When not cultivating world artists at Joe's Pub, Mr. Bragin can often be found bent over a CD turntable, cuing up techno-samba-break beat mixes for multiethnic hipsters at NuBlu, an East Village club where he moonlights as part of Globesonic, a New York-based D.J. collective. Along with his partners, Fabian Alsutany (a k a Sultan 32), who founded Globesonic in 2000, and Derek Beres, the managing editor of Global Rhythm magazine, Mr. Bragin is part of a loose but ardent coalition of D.J.'s, musicians and industry executives dedicated to the promotion of international folk and electronic fusion styles. Their genre-jumping tastes range from the gospel-country-blues outfit the Blind Boys of Alabama to the electro-Indian "nu jazz" of the avant-garde composer Robert Miles and the South Asian percussionist Trilok Gurtu.

 

"As a D.J., Bill spins music that is rooted, soulful," Mr. Beres said. "He loves the Brazilian, the percussive, the stuff that really gets inside of you and makes you move from your center point out."

 

The son of a professional trumpeter father and pianist mother, Mr. Bragin grew up in a Long Island household where bebop and swing alternated with Elvis Costello and the Beatles. He took his first steps as a promoter at Haverford College, presenting artists like Harry Connick Jr. and the Nigerian drummer Babatunde Olatunji.

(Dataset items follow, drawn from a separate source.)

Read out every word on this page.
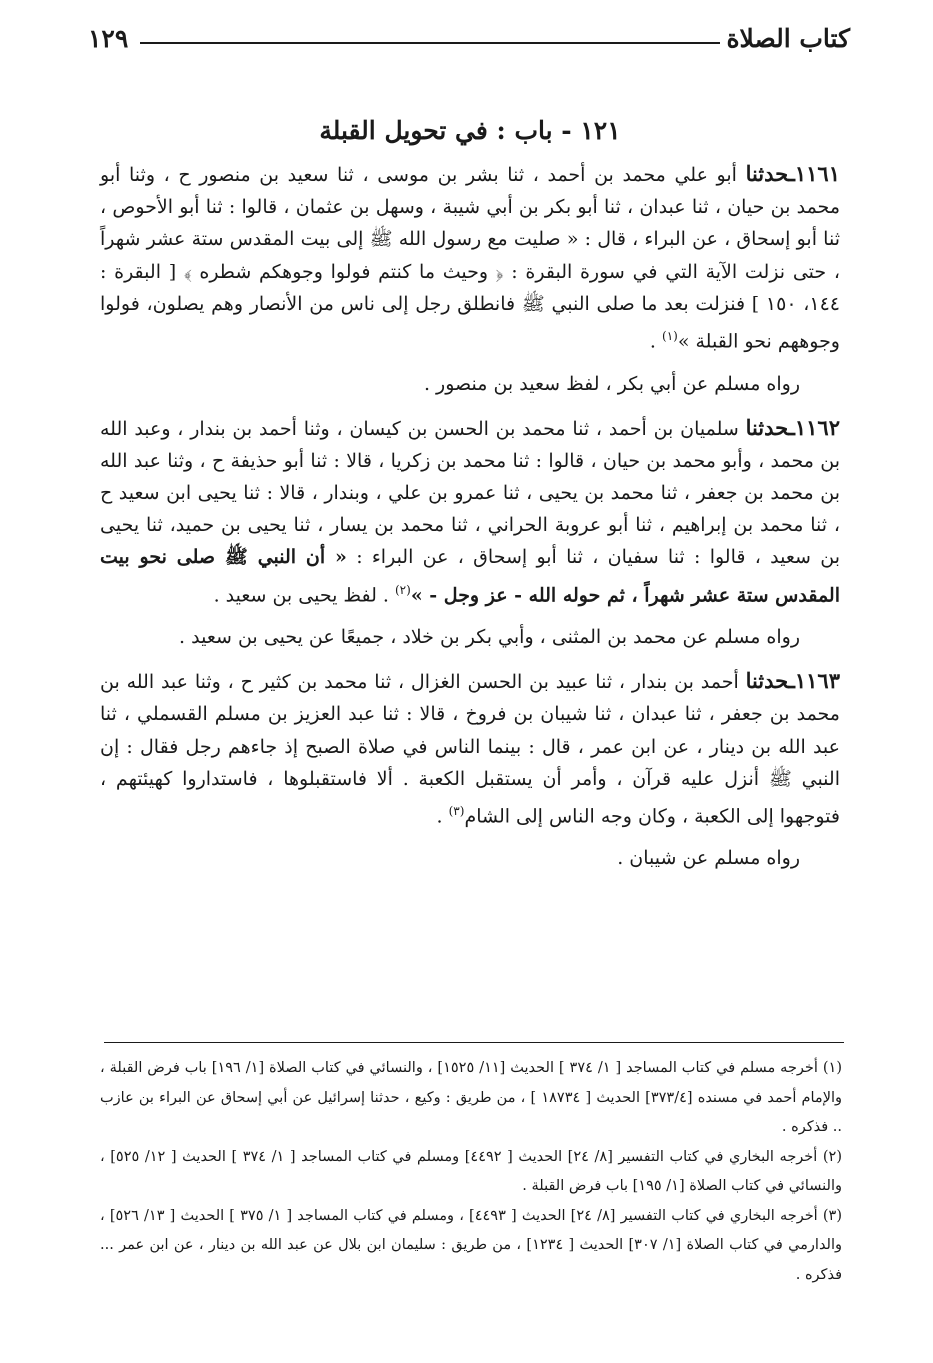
كتاب الصلاة
١٢٩
١٢١ - باب : في تحويل القبلة

١١٦١ـحدثنا أبو علي محمد بن أحمد ، ثنا بشر بن موسى ، ثنا سعيد بن منصور ح ، وثنا أبو محمد بن حيان ، ثنا عبدان ، ثنا أبو بكر بن أبي شيبة ، وسهل بن عثمان ، قالوا : ثنا أبو الأحوص ، ثنا أبو إسحاق ، عن البراء ، قال : « صليت مع رسول الله ﷺ إلى بيت المقدس ستة عشر شهراً ، حتى نزلت الآية التي في سورة البقرة : ﴿ وحيث ما كنتم فولوا وجوهكم شطره ﴾ [ البقرة : ١٤٤، ١٥٠ ] فنزلت بعد ما صلى النبي ﷺ فانطلق رجل إلى ناس من الأنصار وهم يصلون، فولوا وجوههم نحو القبلة »$^{(١)}$ .

رواه مسلم عن أبي بكر ، لفظ سعيد بن منصور .

١١٦٢ـحدثنا سلميان بن أحمد ، ثنا محمد بن الحسن بن كيسان ، وثنا أحمد بن بندار ، وعبد الله بن محمد ، وأبو محمد بن حيان ، قالوا : ثنا محمد بن زكريا ، قالا : ثنا أبو حذيفة ح ، وثنا عبد الله بن محمد بن جعفر ، ثنا محمد بن يحيى ، ثنا عمرو بن علي ، وبندار ، قالا : ثنا يحيى ابن سعيد ح ، ثنا محمد بن إبراهيم ، ثنا أبو عروبة الحراني ، ثنا محمد بن يسار ، ثنا يحيى بن حميد، ثنا يحيى بن سعيد ، قالوا : ثنا سفيان ، ثنا أبو إسحاق ، عن البراء : « أن النبي ﷺ صلى نحو بيت المقدس ستة عشر شهراً ، ثم حوله الله - عز وجل - »$^{(٢)}$ . لفظ يحيى بن سعيد .

رواه مسلم عن محمد بن المثنى ، وأبي بكر بن خلاد ، جميعًا عن يحيى بن سعيد .

١١٦٣ـحدثنا أحمد بن بندار ، ثنا عبيد بن الحسن الغزال ، ثنا محمد بن كثير ح ، وثنا عبد الله بن محمد بن جعفر ، ثنا عبدان ، ثنا شيبان بن فروخ ، قالا : ثنا عبد العزيز بن مسلم القسملي ، ثنا عبد الله بن دينار ، عن ابن عمر ، قال : بينما الناس في صلاة الصبح إذ جاءهم رجل فقال : إن النبي ﷺ أنزل عليه قرآن ، وأمر أن يستقبل الكعبة . ألا فاستقبلوها ، فاستداروا كهيئتهم ، فتوجهوا إلى الكعبة ، وكان وجه الناس إلى الشام$^{(٣)}$ .

رواه مسلم عن شيبان .

(١) أخرجه مسلم في كتاب المساجد [ ١/ ٣٧٤ ] الحديث [١١/ ١٥٢٥] ، والنسائي في كتاب الصلاة [١/ ١٩٦] باب فرض القبلة ، والإمام أحمد في مسنده [٣٧٣/٤] الحديث [ ١٨٧٣٤ ] ، من طريق : وكيع ، حدثنا إسرائيل عن أبي إسحاق عن البراء بن عازب .. فذكره .

(٢) أخرجه البخاري في كتاب التفسير [٨/ ٢٤] الحديث [ ٤٤٩٢] ومسلم في كتاب المساجد [ ١/ ٣٧٤ ] الحديث [ ١٢/ ٥٢٥] ، والنسائي في كتاب الصلاة [١/ ١٩٥] باب فرض القبلة .

(٣) أخرجه البخاري في كتاب التفسير [٨/ ٢٤] الحديث [ ٤٤٩٣] ، ومسلم في كتاب المساجد [ ١/ ٣٧٥ ] الحديث [ ١٣/ ٥٢٦] ، والدارمي في كتاب الصلاة [١/ ٣٠٧] الحديث [ ١٢٣٤] ، من طريق : سليمان ابن بلال عن عبد الله بن دينار ، عن ابن عمر ... فذكره .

He saw how a musical program could make a cultural statement in 1990 while watching a double bill of the jazz pioneer Sun Ra and the post-punk band Sonic Youth at Central Park SummerStage.

 

"Having two very different artists on the same bill, and seeing those two communities come together, really affected me," Mr. Bragin recalled.

 

By 1994 Mr. Bragin was putting his own stamp on SummerStage as its artistic director; he has also done stints as a presenter for the JVC Jazz Festival and Symphony Space. Since coming to Joe's Pub - "a week before 9/11," he said - he has deepened the vocabulary of New York nightlife by helping to extend the Public Theater's multicultural mission into a live music site.

 

"What Bill has done with Joe's Pub is an intense manifestation of what I think the rest of the Public Theater is about - energy from the whole world is in that room," said George C. Wolfe, the Public's producer, who is planning to start an extension of Joe's Pub next summer at the Delacorte Theater in Central Park. "Music can cross boundaries and borders before people can. It opens up the door to another kind of experience."

 

Mr. Bragin hopes Globalfest will "open the ears and eyes of the gatekeepers," he said, specifically the 1,500 members of the Association of Performing Arts Presenters, who are meeting in New York.

 

For Mr. Bragin, world music has a significance that goes far beyond catering to demographic trends. He cites the Qawwali, or Sufi trance music, made popular by the Pakistani singer Nusrat Fateh Ali Kahn, as an example of music's transformative power. "There's a sensitizing that happens even if you don't understand the words," he said. "As it is with American gospel music, a lot of world music transcends the linguistic."